The Mobile Keyboard Solution – Folding it Out, In
Posted on 01. Apr, 2010 by Daniel Cawrey in Features, News
One of the biggest challenges faced as devices get smaller and smaller is that the traditional keyboard still requires a certain footprint in order to be useable. This fact is even more evident when you look at tablets and phones which don’t have a keyboard at all – they require you to use an on-screen touch interface in order to write. For many, this trend could be problematic since there is an enjoyable degree of tactile feedback that comes with using a traditional keyboard.
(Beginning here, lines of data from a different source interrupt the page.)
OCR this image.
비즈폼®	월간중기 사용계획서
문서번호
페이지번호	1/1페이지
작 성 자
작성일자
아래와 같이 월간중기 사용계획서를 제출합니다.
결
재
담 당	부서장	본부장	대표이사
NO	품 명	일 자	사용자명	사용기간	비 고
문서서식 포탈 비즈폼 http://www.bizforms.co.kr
That’s why when I came across this post from Wired I knew I had to write about it. Sure it’s only a mock-up, but this is the best way that I have seen so far on solving the keyboard problem, which is to fold it:
Designer Yang Yongchang has put up some images and a small write-up on how his device, the iWeb 2.0, would work. I really like the idea, and although I’m sure this has been tried in design labs before if it could be pulled off by being usable there would be appeal for this. Two things come to mind, however. A folding keyboard would have many parts making it expensive and possibly fragile. Another problem could be that although the pictures look good, it needs to be comfortably useable to a vast amount of people in order for something like this to sell.
With the mobile device market creating new genres of gadgets such as the tablet and especially the smartbook which will blend together elements of a netbook with a smartphone – the keyboard problem becomes magnified. Whether it runs Android, Chrome OS, Linux or some variety of Windows a smartbook is going to need to have a real keyboard.
I know that in the mobile phone market the trend is to shy away from manufacturing smartphones with full-on keyboard. The Nexus One has done so, along with other Android devices. The Motorola Droid, however, does come with a keyboard. I suppose it is all in terms of a person’s taste, but for those who like to write having a keyboard is really helpful. Especially if you’re clumsy with a touchscreen.